Des responsables politiques laissent l’IA rédiger leurs textes sans l’avouer, selon une étude
En Suède comme au Royaume-Uni, une étude récente révèle que les responsables politiques semblent de plus en plus se tourner vers l’intelligence artificielle (IA) pour rédiger des textes parlementaires sans en faire mention. Cette recherche a été menée par des chercheurs de l’université de technologie de Chalmers, en Suède, et de l’université Edinburgh Napier, au Royaume-Uni.
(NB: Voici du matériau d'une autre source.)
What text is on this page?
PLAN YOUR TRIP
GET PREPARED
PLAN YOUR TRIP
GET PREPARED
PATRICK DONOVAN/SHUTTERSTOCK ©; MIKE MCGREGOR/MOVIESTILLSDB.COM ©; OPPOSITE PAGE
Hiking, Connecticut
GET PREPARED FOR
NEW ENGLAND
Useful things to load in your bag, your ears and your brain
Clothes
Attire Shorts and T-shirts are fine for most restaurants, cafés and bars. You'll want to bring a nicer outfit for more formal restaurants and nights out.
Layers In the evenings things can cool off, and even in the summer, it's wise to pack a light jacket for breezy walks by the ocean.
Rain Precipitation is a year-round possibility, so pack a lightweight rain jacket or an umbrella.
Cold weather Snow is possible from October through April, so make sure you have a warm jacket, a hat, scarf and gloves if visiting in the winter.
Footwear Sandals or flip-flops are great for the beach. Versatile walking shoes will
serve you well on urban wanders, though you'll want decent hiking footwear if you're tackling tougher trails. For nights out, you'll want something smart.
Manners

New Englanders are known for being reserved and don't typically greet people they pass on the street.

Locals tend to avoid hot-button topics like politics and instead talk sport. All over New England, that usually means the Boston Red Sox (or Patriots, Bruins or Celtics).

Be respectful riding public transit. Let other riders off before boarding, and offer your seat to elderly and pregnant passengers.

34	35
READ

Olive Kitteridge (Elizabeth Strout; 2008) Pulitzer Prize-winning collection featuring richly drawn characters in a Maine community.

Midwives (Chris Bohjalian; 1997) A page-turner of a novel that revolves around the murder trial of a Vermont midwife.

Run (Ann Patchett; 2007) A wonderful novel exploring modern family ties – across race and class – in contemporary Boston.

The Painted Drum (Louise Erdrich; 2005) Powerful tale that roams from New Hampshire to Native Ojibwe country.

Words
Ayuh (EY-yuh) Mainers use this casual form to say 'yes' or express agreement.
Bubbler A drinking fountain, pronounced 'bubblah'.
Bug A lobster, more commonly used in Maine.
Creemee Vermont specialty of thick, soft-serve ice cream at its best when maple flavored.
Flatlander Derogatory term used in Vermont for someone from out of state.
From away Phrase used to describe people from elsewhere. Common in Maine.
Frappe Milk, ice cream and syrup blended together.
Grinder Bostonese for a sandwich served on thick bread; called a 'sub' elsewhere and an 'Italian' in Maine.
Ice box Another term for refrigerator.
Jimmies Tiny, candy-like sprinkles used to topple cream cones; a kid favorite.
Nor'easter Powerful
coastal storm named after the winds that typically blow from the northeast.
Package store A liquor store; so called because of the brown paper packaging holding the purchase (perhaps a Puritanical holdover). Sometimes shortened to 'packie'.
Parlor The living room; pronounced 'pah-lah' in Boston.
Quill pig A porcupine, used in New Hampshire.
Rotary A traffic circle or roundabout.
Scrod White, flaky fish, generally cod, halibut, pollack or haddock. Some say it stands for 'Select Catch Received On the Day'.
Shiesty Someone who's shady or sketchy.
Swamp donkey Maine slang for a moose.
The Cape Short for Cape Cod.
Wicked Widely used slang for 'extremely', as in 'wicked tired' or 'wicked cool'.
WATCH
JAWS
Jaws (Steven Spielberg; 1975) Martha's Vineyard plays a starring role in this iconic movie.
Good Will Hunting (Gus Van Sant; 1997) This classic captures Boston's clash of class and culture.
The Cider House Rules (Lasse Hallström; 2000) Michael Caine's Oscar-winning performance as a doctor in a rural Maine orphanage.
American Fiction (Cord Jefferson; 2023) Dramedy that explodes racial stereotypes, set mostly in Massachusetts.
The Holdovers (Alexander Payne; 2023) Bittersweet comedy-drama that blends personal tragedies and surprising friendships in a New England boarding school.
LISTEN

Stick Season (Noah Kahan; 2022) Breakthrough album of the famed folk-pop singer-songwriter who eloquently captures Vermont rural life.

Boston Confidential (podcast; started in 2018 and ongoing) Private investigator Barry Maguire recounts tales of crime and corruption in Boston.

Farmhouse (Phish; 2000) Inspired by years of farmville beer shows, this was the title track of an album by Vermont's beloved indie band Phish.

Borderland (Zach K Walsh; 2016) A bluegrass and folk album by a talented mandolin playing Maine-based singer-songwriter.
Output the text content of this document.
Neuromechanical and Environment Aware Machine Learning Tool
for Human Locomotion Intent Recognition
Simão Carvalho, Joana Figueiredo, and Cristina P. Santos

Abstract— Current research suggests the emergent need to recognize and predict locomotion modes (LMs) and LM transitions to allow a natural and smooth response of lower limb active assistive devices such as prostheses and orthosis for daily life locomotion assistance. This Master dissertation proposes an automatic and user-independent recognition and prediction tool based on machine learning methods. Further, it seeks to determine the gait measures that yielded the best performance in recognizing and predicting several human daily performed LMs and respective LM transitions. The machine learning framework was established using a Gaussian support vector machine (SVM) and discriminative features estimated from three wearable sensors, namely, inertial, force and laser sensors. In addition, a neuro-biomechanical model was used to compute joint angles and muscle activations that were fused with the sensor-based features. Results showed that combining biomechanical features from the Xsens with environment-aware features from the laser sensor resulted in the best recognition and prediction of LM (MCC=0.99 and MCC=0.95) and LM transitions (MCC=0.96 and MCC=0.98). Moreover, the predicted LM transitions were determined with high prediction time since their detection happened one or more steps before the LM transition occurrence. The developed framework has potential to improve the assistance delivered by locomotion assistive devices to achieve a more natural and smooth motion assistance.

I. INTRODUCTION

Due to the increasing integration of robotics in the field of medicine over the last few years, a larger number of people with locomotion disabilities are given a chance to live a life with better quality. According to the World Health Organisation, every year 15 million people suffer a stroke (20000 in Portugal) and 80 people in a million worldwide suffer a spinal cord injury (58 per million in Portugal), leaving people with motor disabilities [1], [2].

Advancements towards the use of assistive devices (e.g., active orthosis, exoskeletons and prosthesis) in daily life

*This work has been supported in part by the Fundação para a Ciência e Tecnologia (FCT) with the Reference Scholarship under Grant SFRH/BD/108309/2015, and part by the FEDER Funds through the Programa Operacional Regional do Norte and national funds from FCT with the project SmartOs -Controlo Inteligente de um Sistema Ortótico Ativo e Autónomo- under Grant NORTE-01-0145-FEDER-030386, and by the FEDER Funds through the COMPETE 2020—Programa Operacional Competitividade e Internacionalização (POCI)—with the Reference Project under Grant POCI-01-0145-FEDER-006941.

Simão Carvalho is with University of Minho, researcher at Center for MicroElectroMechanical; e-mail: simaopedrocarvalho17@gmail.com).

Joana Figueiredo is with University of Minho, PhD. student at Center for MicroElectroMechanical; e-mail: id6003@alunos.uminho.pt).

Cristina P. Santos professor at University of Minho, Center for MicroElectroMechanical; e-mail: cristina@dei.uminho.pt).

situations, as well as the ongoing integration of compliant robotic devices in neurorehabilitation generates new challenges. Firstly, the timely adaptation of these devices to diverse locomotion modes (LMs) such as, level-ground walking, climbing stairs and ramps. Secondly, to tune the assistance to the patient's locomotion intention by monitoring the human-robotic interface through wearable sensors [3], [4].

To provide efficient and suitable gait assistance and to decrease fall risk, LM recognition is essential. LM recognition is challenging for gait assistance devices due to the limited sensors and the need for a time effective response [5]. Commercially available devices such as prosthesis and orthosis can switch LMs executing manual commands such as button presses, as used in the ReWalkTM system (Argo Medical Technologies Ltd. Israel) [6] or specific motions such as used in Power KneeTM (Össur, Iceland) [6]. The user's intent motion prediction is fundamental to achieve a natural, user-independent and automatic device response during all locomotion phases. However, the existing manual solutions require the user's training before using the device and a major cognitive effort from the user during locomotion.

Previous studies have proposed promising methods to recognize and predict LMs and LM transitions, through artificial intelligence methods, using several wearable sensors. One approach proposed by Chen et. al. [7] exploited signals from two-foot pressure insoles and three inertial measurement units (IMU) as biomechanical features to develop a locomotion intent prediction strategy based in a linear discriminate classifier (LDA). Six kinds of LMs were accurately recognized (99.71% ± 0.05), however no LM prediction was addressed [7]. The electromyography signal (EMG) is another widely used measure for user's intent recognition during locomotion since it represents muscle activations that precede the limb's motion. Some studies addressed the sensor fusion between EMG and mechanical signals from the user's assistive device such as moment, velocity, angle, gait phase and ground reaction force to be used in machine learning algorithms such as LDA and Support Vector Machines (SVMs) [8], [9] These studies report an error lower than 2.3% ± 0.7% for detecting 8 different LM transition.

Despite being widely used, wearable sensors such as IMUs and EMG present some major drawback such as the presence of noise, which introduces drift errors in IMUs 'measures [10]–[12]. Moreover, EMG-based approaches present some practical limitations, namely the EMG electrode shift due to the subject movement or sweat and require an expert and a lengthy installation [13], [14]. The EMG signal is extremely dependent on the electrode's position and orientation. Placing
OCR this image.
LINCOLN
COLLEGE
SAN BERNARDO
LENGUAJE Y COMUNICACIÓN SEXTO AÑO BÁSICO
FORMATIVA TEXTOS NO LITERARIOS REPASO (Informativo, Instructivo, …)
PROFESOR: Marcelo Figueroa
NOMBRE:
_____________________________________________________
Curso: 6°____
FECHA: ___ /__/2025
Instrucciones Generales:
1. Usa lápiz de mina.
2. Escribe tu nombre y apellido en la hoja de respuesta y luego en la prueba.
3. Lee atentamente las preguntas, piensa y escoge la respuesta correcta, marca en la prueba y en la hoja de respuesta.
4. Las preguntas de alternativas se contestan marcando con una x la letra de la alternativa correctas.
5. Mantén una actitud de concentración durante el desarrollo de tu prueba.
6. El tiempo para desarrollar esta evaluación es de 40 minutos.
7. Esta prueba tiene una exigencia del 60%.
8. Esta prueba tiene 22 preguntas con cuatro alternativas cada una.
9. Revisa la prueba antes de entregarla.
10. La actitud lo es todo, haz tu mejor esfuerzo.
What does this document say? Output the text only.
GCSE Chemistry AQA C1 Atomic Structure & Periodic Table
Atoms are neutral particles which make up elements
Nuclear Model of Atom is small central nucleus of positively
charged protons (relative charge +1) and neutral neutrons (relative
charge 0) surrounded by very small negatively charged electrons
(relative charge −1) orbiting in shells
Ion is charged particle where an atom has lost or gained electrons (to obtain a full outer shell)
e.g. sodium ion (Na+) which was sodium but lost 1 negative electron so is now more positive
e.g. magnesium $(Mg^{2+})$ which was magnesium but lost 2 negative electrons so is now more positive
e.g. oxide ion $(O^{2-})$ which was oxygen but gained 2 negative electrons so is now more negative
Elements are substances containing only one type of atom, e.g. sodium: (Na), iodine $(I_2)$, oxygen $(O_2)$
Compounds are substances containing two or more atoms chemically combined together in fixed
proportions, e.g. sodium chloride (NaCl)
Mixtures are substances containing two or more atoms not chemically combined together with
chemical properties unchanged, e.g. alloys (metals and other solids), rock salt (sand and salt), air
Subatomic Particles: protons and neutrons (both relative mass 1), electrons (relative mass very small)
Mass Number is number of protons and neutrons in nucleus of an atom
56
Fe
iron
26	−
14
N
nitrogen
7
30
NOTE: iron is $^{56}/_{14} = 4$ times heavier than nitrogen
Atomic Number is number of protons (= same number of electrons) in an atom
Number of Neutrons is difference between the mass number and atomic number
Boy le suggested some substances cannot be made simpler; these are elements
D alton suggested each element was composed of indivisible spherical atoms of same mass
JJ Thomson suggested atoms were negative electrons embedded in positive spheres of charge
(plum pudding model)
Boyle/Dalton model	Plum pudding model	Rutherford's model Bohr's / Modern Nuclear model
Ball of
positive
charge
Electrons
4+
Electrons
Les chercheurs ont analysé 13 565 motions parlementaires suédoises et 4 209 déclarations parlementaires britanniques publiées entre 2021 et avril 2026, en utilisant des détecteurs d’IA capables de différencier l’écriture humaine de celle générée par des modèles de langage avancés. Ils ont constaté qu’environ 15 % des déclarations parlementaires britanniques analysées en 2026 contenaient au moins un paragraphe classé comme généré par une IA. En Suède, 9,4 % des motions déposées durant l’année parlementaire 2025-2026 contenaient également des passages assistés par une IA, représentant environ 300 motions.
Cette tendance marque une augmentation significative par rapport aux chiffres précédents, qui s’élevaient à environ 3,5 % au Royaume-Uni en 2022 et 1,7 % en Suède sur la période 2022-2023. Les chercheurs n’ont cependant trouvé aucune mention de l’utilisation de l’IA dans les textes identifiés.
Jan Riise, député du Miljöpartiet en Suède, a exprimé son manque de surprise face à ces résultats. Il a souligné que son parti utilise l’IA à des fins de recherche et qu’il existe une politique interne pour encadrer son utilisation. « Je préfère m’en remettre à mes propres mots », a-t-il déclaré, ajoutant que les responsables politiques devraient signaler l’utilisation de l’IA.
L’étude appelle à une plus grande transparence dans l’utilisation de l’IA. Minerva Suvanto, auteure principale de l’étude, a déclaré que l’absence de transparence pourrait comporter des risques, surtout lorsque les textes assistés par l’IA sont souvent bien écrits et convaincants, augmentant le risque d’erreurs non détectées par les auteurs eux-mêmes.
Pour détecter l’utilisation de l’IA, les chercheurs ont développé des systèmes distincts pour les textes en suédois et en anglais, entraînés sur des documents rédigés par des humains avant la large adoption de l’IA générative. Les détecteurs ont analysé des textes publiés à partir de 2021, considérant un texte comme assisté par l’IA si au moins un paragraphe était classé comme tel.
Ces résultats interviennent dans un contexte où certains responsables politiques commencent à admettre leur utilisation d’outils d’IA. En août 2025, le Premier ministre suédois Ulf Kristersson a révélé qu’il utilisait régulièrement des outils comme ChatGPT pour obtenir un « second avis » sur des questions politiques.